Winter Composting Homesteading Gardening Project tips will help you keep the microorganisms that sped up the decomposing process into organic matter. Composting is a process that works to speed up the natural decay of organic material by providing the ideal conditions for detritus-eating organisms to thrive, according to the United States Department of Agriculture (USDA). The end-product of this concentrated decomposition process is nutrient-rich soil that can help crops, garden plants and trees to grow.

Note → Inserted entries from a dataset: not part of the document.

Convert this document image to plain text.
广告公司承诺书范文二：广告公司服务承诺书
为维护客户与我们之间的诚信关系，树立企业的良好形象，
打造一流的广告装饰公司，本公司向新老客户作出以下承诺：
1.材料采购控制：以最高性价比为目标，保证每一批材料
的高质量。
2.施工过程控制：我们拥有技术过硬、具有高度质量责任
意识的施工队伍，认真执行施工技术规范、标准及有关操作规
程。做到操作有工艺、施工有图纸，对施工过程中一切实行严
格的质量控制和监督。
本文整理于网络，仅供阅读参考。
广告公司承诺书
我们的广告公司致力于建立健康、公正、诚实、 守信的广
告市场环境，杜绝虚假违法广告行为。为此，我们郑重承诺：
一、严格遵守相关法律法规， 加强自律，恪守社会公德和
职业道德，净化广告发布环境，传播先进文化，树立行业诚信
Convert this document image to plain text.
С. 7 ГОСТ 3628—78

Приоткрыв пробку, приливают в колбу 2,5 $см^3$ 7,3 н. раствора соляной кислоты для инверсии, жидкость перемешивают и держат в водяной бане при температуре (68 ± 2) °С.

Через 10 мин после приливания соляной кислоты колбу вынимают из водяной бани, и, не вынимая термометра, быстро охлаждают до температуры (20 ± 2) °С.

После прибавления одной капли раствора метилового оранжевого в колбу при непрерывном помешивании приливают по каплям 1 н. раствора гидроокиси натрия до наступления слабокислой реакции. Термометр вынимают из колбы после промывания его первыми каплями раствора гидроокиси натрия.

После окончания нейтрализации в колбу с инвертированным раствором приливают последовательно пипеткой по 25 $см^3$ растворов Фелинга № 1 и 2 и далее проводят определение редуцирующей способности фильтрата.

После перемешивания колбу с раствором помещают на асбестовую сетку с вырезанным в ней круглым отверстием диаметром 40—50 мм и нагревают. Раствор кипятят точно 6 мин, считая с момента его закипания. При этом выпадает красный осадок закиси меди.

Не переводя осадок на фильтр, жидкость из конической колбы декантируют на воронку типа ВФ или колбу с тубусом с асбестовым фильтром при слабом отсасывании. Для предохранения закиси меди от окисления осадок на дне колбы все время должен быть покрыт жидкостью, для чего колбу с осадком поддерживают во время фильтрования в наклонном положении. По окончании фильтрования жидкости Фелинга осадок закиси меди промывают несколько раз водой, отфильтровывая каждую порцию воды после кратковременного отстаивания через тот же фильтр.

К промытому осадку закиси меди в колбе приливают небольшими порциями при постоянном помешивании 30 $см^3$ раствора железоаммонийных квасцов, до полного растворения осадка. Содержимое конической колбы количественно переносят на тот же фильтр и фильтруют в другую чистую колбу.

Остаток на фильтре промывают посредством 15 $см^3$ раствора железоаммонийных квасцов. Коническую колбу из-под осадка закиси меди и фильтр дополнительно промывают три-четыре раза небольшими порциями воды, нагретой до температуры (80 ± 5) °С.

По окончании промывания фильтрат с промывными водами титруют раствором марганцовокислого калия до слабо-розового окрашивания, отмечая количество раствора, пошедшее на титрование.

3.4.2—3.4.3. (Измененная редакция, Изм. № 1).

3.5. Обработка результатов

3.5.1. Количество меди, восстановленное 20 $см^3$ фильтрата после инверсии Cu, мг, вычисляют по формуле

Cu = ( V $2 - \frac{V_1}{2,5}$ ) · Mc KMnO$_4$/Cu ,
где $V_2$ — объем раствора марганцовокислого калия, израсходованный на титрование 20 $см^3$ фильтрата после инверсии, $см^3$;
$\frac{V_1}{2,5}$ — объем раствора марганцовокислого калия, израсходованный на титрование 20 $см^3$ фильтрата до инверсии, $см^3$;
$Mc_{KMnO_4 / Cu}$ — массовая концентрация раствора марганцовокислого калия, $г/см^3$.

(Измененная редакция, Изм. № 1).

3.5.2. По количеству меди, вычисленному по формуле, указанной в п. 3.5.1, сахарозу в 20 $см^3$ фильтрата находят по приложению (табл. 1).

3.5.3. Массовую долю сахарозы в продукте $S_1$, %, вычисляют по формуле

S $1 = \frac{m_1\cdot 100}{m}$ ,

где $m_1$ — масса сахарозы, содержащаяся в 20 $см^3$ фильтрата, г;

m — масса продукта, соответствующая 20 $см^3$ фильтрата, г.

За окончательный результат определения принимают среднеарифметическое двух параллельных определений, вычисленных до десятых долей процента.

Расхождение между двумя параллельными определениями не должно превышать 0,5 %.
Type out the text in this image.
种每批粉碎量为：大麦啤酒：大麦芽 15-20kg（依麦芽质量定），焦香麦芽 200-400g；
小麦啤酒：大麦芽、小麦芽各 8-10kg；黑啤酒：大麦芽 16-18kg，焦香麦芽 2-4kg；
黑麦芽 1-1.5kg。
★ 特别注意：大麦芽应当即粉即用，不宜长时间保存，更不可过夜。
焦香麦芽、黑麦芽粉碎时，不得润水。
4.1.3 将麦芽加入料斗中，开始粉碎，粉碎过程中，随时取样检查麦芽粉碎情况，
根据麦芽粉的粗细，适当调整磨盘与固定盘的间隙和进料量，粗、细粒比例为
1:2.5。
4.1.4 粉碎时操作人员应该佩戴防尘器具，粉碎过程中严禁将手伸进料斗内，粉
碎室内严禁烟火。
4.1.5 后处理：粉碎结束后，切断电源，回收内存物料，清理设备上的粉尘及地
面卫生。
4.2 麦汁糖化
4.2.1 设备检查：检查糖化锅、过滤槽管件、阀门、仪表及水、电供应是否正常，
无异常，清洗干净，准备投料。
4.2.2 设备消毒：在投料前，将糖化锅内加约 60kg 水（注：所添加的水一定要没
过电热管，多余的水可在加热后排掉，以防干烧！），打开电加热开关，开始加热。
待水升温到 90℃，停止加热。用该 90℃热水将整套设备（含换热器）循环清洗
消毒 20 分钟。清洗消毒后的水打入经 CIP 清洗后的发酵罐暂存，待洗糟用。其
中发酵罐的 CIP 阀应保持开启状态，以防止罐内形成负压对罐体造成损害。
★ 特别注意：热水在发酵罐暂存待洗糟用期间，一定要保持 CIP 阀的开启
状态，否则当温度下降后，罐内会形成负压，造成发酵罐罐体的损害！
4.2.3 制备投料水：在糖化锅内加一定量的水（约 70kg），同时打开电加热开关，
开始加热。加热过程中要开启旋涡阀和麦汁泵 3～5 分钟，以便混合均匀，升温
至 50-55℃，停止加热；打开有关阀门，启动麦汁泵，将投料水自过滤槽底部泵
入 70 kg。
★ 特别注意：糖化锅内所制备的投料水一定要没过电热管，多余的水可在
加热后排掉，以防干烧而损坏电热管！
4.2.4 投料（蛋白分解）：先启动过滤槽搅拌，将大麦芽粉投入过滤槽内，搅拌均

A compost pile has four purposes for homesteaders: air, water, carbon and nitrogen. Bacteria that decompose the organic matter need air and water to survive, carbon for energy, and nitrogen for protein. Heat is a by-product of the process of breaking down the materials. Even with the availability of heat, warm weather does need to come and help speed decomposition and cold weather to slow and stop it. There are a number of ways that some heat can be kept in the compost pile during the winter to prevent decomposition from stopping.
In general, compost piles begin at basic temperatures, rise to 110°F-160°F, and then slowly drops down over the next few weeks. These high temperatures make decomposition faster and kill off any weeds and hidden diseases. A compost thermometer can help you find out what is happening in the compost pile, but if the temperature is lower than ideal in the winter, don’t worry. Just keep putting on any waste and they will still freeze there, and then it will thaw during those sunny days. This cycle will actually help the decomposition.
Spring through fall is the gardening season and winter is our hibernation and plan for next year. But what about composting? Should you compost through the winter? Yes. Remember that volume makes heat, so have a big pile ready and shredding helps to speed the decomposition process. Turn the pile when it officially is winter and make sure it is built under a sunny spot.